GithubHelp home page GithubHelp logo

pimpstanfordner4nerd's Introduction

PImpStanfordNer4Nerd

A Parallel IMPlementation of Stanford NER for NERD.

PImpStanfordNer4Nerd (or PImp, for friends) is a web framework designed to access the APIs of Stanford NER, in order to extract Named Entities from documents and train a model with your own dataset. The server is fully REST compliant.

Structure of the repository

This repository contains three folders:

  • /fr.eurecom.nerd.pimpStfdNer is the folder where all the code for PImp is kept;
  • /HelloWorld contains some simple demos for Stanford NER, which show how to extract entities and train a classifier;
  • /report contains the paper describing the work done for this project.

Requirements

The server is built using Jersey, and requires Java. We warmly suggest you to resolve dependencies using Maven. If you want to import manually the libraries needed for the project, have a look at the file pom.xml. You will need to import Jersey and Stanford NER libraries.

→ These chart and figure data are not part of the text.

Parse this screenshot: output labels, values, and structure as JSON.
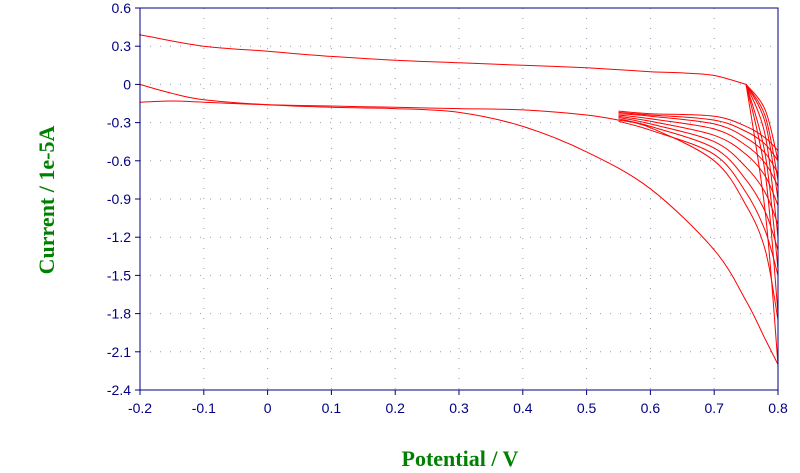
{
  "chart_data": {
    "type": "line",
    "title": "",
    "xlabel": "Potential / V",
    "ylabel": "Current / 1e-5A",
    "xlim": [
      -0.2,
      0.8
    ],
    "ylim": [
      -2.4,
      0.6
    ],
    "x_ticks": [
      "-0.2",
      "-0.1",
      "0",
      "0.1",
      "0.2",
      "0.3",
      "0.4",
      "0.5",
      "0.6",
      "0.7",
      "0.8"
    ],
    "y_ticks": [
      "0.6",
      "0.3",
      "0",
      "-0.3",
      "-0.6",
      "-0.9",
      "-1.2",
      "-1.5",
      "-1.8",
      "-2.1",
      "-2.4"
    ],
    "grid": true,
    "legend": "none",
    "colors": {
      "trace": "#ff0000",
      "axis": "#000080",
      "title": "#008000",
      "grid": "#9a9ab4"
    },
    "anodic_sweep": {
      "x": [
        -0.2,
        -0.15,
        -0.1,
        0.0,
        0.1,
        0.2,
        0.3,
        0.4,
        0.5,
        0.55
      ],
      "y": [
        -0.14,
        -0.13,
        -0.14,
        -0.16,
        -0.17,
        -0.18,
        -0.19,
        -0.2,
        -0.24,
        -0.28
      ]
    },
    "cathodic_sweep": {
      "x": [
        0.75,
        0.7,
        0.65,
        0.6,
        0.5,
        0.4,
        0.3,
        0.2,
        0.1,
        0.0,
        -0.1,
        -0.19,
        -0.2
      ],
      "y": [
        0.0,
        0.07,
        0.09,
        0.1,
        0.13,
        0.15,
        0.17,
        0.19,
        0.22,
        0.26,
        0.3,
        0.38,
        0.39
      ]
    },
    "series": [
      {
        "x": [
          -0.2,
          -0.15,
          -0.1,
          0.0,
          0.1,
          0.2,
          0.3,
          0.4,
          0.5,
          0.6,
          0.7,
          0.75,
          0.78,
          0.8
        ],
        "y": [
          0.0,
          -0.07,
          -0.12,
          -0.16,
          -0.18,
          -0.19,
          -0.22,
          -0.33,
          -0.53,
          -0.82,
          -1.3,
          -1.7,
          -2.0,
          -2.2
        ]
      },
      {
        "x": [
          0.55,
          0.6,
          0.7,
          0.75,
          0.78,
          0.8
        ],
        "y": [
          -0.28,
          -0.34,
          -0.6,
          -0.95,
          -1.3,
          -1.85
        ]
      },
      {
        "x": [
          0.55,
          0.6,
          0.7,
          0.75,
          0.78,
          0.8
        ],
        "y": [
          -0.29,
          -0.36,
          -0.55,
          -0.85,
          -1.15,
          -1.5
        ]
      },
      {
        "x": [
          0.55,
          0.6,
          0.7,
          0.75,
          0.78,
          0.8
        ],
        "y": [
          -0.27,
          -0.33,
          -0.5,
          -0.75,
          -1.0,
          -1.3
        ]
      },
      {
        "x": [
          0.55,
          0.6,
          0.7,
          0.75,
          0.78,
          0.8
        ],
        "y": [
          -0.26,
          -0.31,
          -0.45,
          -0.65,
          -0.85,
          -1.1
        ]
      },
      {
        "x": [
          0.55,
          0.6,
          0.7,
          0.75,
          0.78,
          0.8
        ],
        "y": [
          -0.25,
          -0.29,
          -0.4,
          -0.55,
          -0.72,
          -0.95
        ]
      },
      {
        "x": [
          0.55,
          0.6,
          0.7,
          0.75,
          0.78,
          0.8
        ],
        "y": [
          -0.24,
          -0.27,
          -0.35,
          -0.48,
          -0.62,
          -0.8
        ]
      },
      {
        "x": [
          0.55,
          0.6,
          0.7,
          0.75,
          0.78,
          0.8
        ],
        "y": [
          -0.23,
          -0.25,
          -0.31,
          -0.42,
          -0.54,
          -0.7
        ]
      },
      {
        "x": [
          0.55,
          0.6,
          0.7,
          0.75,
          0.78,
          0.8
        ],
        "y": [
          -0.22,
          -0.24,
          -0.28,
          -0.37,
          -0.47,
          -0.6
        ]
      },
      {
        "x": [
          0.55,
          0.6,
          0.7,
          0.75,
          0.78,
          0.8
        ],
        "y": [
          -0.21,
          -0.23,
          -0.25,
          -0.33,
          -0.42,
          -0.52
        ]
      },
      {
        "x": [
          0.8,
          0.78,
          0.75
        ],
        "y": [
          -2.2,
          -1.0,
          0.0
        ]
      },
      {
        "x": [
          0.8,
          0.78,
          0.75
        ],
        "y": [
          -1.8,
          -0.7,
          0.0
        ]
      },
      {
        "x": [
          0.8,
          0.78,
          0.75
        ],
        "y": [
          -1.45,
          -0.55,
          0.0
        ]
      },
      {
        "x": [
          0.8,
          0.78,
          0.75
        ],
        "y": [
          -1.2,
          -0.4,
          0.0
        ]
      },
      {
        "x": [
          0.8,
          0.78,
          0.75
        ],
        "y": [
          -0.9,
          -0.3,
          0.0
        ]
      },
      {
        "x": [
          0.8,
          0.78,
          0.75
        ],
        "y": [
          -0.75,
          -0.25,
          0.0
        ]
      },
      {
        "x": [
          0.8,
          0.78,
          0.75
        ],
        "y": [
          -0.6,
          -0.2,
          0.0
        ]
      }
    ]
  }
}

The server was tested on a Tomcat server v7.0 with JDK v1.7.

Build PImp

Maven developers just need to run mvn clean install in the directory /fr.eurecom.nerd.pimpStfdNer. This will create a .war with all the dependencies.

Then run the .war on your server.

Use case

In the following scenario, an user tries the framework by submitting a document to the classifier with the default model; then, he repeats the experiment with a model self-trained, on a training set based on the first chapter of Jane Austen's Emma, where Named Entities of type Person are labelled. The client used is curl.

  1. The document is posted to the server:

    curl -i -X POST localhost:8080/fr.eurecom.nerd.pimpStfdNer/pimp/documents -d "text=Emma and Elizabeth shared a dream."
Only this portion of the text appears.